In this exercise, we need to add a way to evaulate an additional syntax for cond of type (test => recipient). To do that, we define the following tester functions:-

(define (cond-apply-clause? clause)
  (eq? (cadr clause) '=>))
(define (cond-apply-test clause)
  (car clause))
(define (cond-apply-recipient clause)
  (caddr clause))

Next, we modify the cond clause generator to include the syntax:-

(define (expand-clauses clauses)
  (if (null? clauses)
      'false     ; no else clause
      (let ((first (car clauses))
            (rest (cdr clauses)))
        (if (cond-else-clause? first)
            (if (null? rest)
                (sequence->exp
                 (cond-actions first))
                (error "ELSE clause isn't
                        last: COND->IF"
                       clauses))
            (if (cond-apply-clause? first)
                (list (make-lambda '(_cond-test)
                                   (make-if (cond-apply-test first)
                                            (list _cond-test (cond-apply-test first))
                                            (expand-clauses rest)))
                      (cond-apply-test first))
                (make-if (cond-predicate first)
                         (sequence->exp
                          (cond-actions first))
                         (expand-clauses
                          rest)))))))

We use the lambda expression to make sure that the test is only run once in case it has side-effects.

Exercise 4.6 

In this exercise, we need to rewrite let expressions as derived expressions composed of lambda expressions. This can be done using the following code:-

(define (let? exp)
  (tagged-list? exp 'let))
(define (let-bindings exp)
  (cadr exp))
(define (let-body exp)
  (cddr exp))
(define (binding-names bindings)
  (if (null? bindings)
      '()
      (cons (caar bindings)
            (binding-names bindings))))
(define (binding-values bindings)
  (if (null? bindings)
      '()
      (cons (cadr bindings)
            (binding-names bindings))))
(define (let->combination exp)
  (let ((bindings (let-bindings exp)))
    (list (make-lambda (binding-names bindings)
                       (let-body exp))
          (binding-values bindings))))

Now we can handle let by modifying eval as follows:-

(define (eval exp env)
  (cond (...)
        ((let? exp) (eval (let->combination exp)))
        (...)))

Exercise 4.7 

In this exercise, we need to write a converter for let* expression which is like let but allows for binding the variables one by one such that later bindings have access to the earlier bindings.

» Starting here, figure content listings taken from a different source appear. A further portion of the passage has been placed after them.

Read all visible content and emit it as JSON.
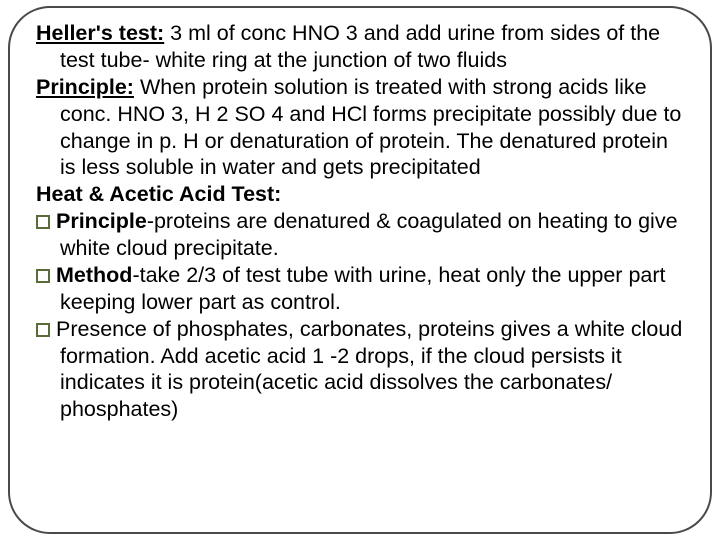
{
  "text_color": "#000000",
  "bullet_border": "#5a6b3a",
  "frame_color": "#4a4a4a",
  "p1_label": "Heller's test:",
  "p1_body": " 3 ml of conc HNO 3 and add urine from sides of the test tube- white ring at the junction of two fluids",
  "p2_label": "Principle:",
  "p2_body": " When protein solution is treated with strong acids like conc. HNO 3, H 2 SO 4 and HCl forms precipitate possibly due to change in p. H or denaturation of protein. The denatured protein is less soluble in water and gets precipitated",
  "p3_label": "Heat & Acetic Acid Test:",
  "p4_label": "Principle",
  "p4_body": "-proteins are denatured & coagulated on heating to give white cloud precipitate.",
  "p5_label": "Method",
  "p5_body": "-take 2/3 of test tube with urine, heat only the upper part keeping lower part as control.",
  "p6_body": "Presence of phosphates, carbonates, proteins gives a white cloud formation. Add acetic acid 1 -2 drops, if the cloud persists it indicates it is protein(acetic acid dissolves the carbonates/ phosphates)"
}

Thus, let* can be expressed in terms of recursive let. The code to do that is as follows:-

(define (let*? exp)
  (tagged-list? exp 'let?))
(define (let*->nested-lets exp)
  (expand-let* (let-bindings exp) (let-body exp)))
(define (expand-let* bindings body)
  (if (null? bindings)
      body
      (list
       'let
       (list car-bindings)
       (expand-let (cdr bindings) body))))

It is sufficient to add a clause (eval (let*->nested-lets exp) env) to eval. The eval function can recursively transform the expression until the primitive value.